Peter Oberem / 21.11.2019

Vielleicht, Herr Siemer, können Sie uns das Ganze noch einmal durchrechnen für das Szenario eines Tempolimits auf 70 km/h.

A.Lisboa / 21.11.2019

Auf den meisten Autobahnabschnitten im ehemals dt. Siedlungsgebiet gilt bereits ein Limit zw. 100-120 km/h! Deswegen braucht kein Mensch ein Tempolimit (=Verbot der freien Fahrt). Das Tempolimit war ursprünglich eine der ersten Attacken der grünen Moralfaschos auf unsere freiheitliche Gesellschaft. Mittlerweile wird jede Woche ein neuer Verbotskalender von den Grünen Khmer lanciert und keiner merkt was. Wer Probleme mit seinem “ökologischen Fussabdruck” (= Mit diesem Schwachsinn will man uns nur die angebliche Ökösünde unserer Existenz einreden) oder mit 1 oder 2 Liter mehr Diesel auf 100 km hat, der soll doch vom Auto aufs Rad umsteigen. Aber lassen Sie die Bürger mit dieser ewigen Gängelung und Bevormundung in Ruhe.

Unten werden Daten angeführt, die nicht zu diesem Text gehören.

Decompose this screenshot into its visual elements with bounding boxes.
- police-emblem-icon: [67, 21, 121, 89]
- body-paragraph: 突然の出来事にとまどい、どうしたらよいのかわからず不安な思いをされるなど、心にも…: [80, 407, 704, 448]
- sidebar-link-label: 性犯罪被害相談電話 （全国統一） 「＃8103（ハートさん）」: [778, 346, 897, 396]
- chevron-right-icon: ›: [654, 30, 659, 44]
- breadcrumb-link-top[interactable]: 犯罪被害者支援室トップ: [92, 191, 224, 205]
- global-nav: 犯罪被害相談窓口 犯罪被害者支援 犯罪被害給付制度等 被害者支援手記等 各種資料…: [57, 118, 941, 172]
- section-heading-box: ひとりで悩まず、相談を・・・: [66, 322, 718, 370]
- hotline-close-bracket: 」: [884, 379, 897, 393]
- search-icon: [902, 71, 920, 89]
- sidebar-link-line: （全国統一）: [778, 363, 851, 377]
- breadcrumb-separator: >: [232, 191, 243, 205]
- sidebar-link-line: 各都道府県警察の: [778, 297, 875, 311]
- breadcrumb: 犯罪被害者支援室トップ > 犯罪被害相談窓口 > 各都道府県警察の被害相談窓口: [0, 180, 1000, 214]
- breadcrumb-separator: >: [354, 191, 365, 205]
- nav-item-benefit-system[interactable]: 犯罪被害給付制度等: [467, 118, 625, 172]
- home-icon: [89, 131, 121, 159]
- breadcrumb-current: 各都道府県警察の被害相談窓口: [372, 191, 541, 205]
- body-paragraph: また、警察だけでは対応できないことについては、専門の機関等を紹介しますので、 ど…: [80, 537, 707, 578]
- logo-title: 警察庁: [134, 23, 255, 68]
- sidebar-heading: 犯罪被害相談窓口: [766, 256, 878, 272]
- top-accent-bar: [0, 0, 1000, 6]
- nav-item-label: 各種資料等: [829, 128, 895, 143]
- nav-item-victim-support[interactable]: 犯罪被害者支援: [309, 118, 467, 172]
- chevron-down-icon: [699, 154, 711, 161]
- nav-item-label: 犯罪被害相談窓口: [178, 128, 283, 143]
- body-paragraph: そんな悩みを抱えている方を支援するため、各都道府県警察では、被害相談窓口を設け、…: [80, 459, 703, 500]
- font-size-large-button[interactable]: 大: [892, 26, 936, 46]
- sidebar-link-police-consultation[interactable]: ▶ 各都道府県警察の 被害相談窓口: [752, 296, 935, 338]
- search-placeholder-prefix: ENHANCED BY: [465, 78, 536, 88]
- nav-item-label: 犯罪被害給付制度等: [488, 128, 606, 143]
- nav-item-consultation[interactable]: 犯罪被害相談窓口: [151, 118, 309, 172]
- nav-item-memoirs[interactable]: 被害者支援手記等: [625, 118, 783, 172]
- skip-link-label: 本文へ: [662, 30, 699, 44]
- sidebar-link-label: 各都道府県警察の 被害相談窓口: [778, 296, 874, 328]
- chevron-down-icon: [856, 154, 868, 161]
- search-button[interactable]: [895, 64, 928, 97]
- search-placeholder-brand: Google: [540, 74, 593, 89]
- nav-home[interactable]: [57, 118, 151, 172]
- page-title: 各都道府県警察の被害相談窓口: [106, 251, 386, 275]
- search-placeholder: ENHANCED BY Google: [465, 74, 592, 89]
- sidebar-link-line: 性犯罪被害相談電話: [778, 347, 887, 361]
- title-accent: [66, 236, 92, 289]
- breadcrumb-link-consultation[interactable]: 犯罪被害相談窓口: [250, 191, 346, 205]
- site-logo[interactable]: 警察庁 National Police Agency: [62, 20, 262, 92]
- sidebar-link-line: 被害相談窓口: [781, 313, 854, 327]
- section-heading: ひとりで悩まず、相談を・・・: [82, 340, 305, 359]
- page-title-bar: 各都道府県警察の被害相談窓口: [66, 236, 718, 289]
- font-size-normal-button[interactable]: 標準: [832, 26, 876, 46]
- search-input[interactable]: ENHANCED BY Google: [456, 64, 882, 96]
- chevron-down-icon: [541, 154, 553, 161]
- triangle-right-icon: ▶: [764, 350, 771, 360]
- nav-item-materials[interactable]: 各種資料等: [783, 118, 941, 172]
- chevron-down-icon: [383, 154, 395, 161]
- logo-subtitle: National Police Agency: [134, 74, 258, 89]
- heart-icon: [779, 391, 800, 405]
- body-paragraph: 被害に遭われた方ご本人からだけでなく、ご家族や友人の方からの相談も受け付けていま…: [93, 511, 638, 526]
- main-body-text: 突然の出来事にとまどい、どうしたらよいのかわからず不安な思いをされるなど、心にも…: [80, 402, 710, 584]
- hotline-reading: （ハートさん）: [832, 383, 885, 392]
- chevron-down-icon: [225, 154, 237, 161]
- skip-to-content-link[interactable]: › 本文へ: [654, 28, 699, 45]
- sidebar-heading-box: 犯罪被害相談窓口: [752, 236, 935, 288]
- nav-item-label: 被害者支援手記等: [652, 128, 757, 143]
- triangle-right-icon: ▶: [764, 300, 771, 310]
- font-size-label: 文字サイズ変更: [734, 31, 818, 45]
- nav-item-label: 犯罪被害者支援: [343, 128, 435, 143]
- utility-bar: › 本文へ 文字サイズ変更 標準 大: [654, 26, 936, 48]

Andreas Stadel / 21.11.2019

Zunächst einmal freue ich mich, dass offenbar auch in manchem Bremer Abitur heutzutage noch die Grundrechenarten inkludiert sind! Und da ich Mathematikfan bin: Ja, das “Geschwindigkeitsquadrat” fühlt sich nicht in jedem Kopf wohl. Es ist aber da und wirkt sich sowohl auf den Verbrauch, als auch den Bremsweg aus, wie hier sehr schön vorgerechnet wurde. Diese Zusammenhänge lassen sich   einfach validieren, im Gegensatz zu “Klimamodellen”. Selten genug, dass meine Freiheit einschränkt wird und dies mit Vernunft begründet wird.